- SEC strongly cautioned the public not to interact with unregistered crypto exchanges.
- Philippine law mandates company registration before doing business in the country.
On Friday, the Securities and Exchange Commission (SEC) of the Philippines issued a notice against the use of unlicensed cryptocurrency exchanges.
SEC strongly cautioned and recommended the public not interact with unregistered and unregulated cryptocurrency exchanges, That are accessible and presumed to be functioning in the Philippines, according to a statement released by the agency.
High Risk and Sometimes Fraudulent
Hundreds of thousands, if not millions, of unsecured creditors, were left with little to no recourse. In retrieving their money after the collapse of the crypto exchange FTX, prompting the Philippine SEC to issue the advisory.

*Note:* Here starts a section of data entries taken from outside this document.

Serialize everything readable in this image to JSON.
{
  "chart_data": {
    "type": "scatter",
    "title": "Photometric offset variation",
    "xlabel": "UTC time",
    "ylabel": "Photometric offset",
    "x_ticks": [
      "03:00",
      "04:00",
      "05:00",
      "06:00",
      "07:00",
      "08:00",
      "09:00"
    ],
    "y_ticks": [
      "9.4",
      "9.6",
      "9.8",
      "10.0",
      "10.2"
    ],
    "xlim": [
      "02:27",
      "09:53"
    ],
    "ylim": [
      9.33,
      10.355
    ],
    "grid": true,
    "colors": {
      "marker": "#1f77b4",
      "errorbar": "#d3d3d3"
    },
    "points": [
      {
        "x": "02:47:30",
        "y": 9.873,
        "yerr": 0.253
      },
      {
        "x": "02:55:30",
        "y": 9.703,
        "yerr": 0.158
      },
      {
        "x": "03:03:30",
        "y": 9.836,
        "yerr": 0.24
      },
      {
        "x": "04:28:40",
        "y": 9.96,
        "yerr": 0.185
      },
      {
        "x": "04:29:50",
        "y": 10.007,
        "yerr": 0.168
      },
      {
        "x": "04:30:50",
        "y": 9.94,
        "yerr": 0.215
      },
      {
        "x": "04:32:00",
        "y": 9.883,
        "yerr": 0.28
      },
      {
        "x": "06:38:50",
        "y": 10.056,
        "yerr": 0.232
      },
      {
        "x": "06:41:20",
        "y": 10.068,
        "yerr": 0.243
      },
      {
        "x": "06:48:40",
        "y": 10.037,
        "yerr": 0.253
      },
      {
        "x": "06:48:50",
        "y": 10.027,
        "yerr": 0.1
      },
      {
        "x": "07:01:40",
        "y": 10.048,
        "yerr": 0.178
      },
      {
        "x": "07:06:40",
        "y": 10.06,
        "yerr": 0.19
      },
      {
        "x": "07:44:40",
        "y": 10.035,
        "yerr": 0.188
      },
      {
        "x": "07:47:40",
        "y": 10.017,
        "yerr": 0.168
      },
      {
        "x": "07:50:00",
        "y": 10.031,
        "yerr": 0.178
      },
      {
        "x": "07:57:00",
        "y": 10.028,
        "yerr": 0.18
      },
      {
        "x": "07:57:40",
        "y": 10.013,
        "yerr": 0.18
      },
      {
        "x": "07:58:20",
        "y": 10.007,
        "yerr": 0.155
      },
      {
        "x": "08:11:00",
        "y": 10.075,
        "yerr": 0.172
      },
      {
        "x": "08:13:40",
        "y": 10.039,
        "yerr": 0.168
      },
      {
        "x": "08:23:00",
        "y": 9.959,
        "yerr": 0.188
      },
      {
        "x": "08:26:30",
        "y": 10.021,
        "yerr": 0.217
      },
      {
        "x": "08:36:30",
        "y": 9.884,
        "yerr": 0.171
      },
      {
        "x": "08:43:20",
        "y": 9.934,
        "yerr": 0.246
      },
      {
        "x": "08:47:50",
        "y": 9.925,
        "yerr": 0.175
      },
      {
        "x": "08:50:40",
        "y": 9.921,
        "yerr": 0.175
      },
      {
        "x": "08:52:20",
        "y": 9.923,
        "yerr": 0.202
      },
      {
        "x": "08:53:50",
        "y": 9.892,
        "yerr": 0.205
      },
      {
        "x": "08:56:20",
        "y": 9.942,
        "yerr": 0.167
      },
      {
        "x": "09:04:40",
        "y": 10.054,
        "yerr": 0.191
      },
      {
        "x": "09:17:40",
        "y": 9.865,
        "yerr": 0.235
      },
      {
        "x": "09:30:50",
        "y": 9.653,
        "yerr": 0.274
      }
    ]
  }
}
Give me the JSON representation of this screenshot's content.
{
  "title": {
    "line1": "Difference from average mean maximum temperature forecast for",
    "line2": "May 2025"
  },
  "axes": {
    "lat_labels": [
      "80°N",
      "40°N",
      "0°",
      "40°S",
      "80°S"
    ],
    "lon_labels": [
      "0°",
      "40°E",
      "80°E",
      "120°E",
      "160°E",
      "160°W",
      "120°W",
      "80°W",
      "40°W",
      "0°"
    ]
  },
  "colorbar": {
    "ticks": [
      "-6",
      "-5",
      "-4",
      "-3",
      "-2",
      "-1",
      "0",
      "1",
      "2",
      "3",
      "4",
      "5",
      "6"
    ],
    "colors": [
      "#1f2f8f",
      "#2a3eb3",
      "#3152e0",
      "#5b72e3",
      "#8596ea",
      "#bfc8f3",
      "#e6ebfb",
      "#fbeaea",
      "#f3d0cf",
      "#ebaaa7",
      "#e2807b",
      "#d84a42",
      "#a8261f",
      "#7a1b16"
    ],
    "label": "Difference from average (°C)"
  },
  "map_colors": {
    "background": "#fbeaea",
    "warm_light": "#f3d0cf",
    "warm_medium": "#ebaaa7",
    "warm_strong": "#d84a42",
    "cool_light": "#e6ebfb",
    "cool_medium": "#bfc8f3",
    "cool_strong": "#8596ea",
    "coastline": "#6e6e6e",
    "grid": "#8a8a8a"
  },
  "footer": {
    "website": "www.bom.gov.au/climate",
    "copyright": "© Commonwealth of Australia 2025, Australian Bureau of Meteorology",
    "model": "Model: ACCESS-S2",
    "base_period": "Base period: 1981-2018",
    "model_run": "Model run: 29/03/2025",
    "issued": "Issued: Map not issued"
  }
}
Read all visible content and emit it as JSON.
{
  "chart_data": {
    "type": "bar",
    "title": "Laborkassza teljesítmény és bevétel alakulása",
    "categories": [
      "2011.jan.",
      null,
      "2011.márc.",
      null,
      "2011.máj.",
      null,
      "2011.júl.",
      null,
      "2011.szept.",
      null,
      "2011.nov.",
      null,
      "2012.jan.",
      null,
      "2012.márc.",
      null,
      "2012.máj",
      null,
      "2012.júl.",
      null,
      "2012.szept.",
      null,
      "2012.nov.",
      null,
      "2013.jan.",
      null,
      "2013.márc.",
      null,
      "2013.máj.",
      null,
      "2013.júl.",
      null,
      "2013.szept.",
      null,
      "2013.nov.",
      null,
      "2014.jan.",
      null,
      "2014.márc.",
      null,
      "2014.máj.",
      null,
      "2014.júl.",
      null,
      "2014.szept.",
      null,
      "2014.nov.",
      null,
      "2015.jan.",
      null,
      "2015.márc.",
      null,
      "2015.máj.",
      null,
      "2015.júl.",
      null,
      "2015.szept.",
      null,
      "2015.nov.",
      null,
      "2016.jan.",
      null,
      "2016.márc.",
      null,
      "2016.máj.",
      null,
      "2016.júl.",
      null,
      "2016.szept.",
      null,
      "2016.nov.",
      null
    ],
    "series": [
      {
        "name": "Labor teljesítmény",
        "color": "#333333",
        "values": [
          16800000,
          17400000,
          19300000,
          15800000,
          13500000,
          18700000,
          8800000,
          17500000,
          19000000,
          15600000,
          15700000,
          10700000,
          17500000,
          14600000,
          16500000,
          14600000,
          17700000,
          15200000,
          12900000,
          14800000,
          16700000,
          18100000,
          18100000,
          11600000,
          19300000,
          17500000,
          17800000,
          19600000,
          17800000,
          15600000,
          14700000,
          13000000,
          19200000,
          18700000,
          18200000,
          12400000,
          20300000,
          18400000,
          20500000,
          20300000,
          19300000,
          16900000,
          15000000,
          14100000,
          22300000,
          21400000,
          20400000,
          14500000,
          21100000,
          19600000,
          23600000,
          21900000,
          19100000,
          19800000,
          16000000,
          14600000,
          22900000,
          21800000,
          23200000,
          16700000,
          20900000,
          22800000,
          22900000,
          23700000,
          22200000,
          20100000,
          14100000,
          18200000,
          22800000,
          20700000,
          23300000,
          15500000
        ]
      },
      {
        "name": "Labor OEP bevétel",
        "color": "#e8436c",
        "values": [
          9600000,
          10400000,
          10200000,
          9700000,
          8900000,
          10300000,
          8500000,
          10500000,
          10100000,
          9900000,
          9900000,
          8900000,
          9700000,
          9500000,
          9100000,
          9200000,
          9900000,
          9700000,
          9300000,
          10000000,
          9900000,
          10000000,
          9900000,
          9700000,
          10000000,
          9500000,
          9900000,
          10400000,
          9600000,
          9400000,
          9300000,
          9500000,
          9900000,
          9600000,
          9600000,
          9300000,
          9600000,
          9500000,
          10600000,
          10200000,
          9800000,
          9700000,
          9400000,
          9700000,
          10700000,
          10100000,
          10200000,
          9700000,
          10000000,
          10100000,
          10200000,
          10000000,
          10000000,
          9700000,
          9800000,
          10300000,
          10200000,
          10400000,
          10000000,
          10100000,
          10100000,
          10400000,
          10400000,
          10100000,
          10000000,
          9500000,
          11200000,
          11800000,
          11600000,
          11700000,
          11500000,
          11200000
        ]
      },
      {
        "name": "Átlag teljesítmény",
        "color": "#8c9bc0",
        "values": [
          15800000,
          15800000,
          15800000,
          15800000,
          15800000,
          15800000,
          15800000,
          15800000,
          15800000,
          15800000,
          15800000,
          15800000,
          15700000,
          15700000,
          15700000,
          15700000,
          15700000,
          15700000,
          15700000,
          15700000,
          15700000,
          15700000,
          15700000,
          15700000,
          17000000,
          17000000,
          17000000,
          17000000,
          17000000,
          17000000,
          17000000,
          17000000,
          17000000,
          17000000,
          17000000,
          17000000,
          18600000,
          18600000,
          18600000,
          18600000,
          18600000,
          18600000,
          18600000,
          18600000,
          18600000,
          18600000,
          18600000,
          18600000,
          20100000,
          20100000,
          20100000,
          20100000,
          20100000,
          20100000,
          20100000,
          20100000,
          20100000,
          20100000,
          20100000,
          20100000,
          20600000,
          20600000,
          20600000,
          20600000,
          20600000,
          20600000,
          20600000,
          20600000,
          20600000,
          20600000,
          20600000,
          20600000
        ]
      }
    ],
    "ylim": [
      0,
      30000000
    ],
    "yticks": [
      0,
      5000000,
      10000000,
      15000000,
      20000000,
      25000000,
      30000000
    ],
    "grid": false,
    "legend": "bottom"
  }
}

The SEC went on to remind investors that Philippine law mandates company registration before doing business in the country.
The advisory detailed:
“SEC is the registrar and overseer of the Philippine corporate sector; it supervises more than 600,000 active corporations and evaluates the financial statements (FS) filed by all corporations registered with it.”
The Philippines’ Securities and Exchange Commission warned that unlicensed crypto exchanges “offer different products and schemes which are high risk and sometimes fraudulent.”
The watchdog agency added:
“Securities shall not be sold or offered for sale or distribution within the Philippines, without a registration statement duly filed with and approved by the Commission.”
Moreover, several unlicensed cryptocurrency exchanges are actively soliciting Filipino customers. Through social media ads, despite being prohibited from doing so under Philippine legislation. These exchanges also illegally enable Filipinos to access their websites, where they may open client accounts.
Furthermore, Virtual asset service providers (VASPs) in the Philippines are registered with the Bangko Sentral ng Pilipinas (BSP), the country’s central bank.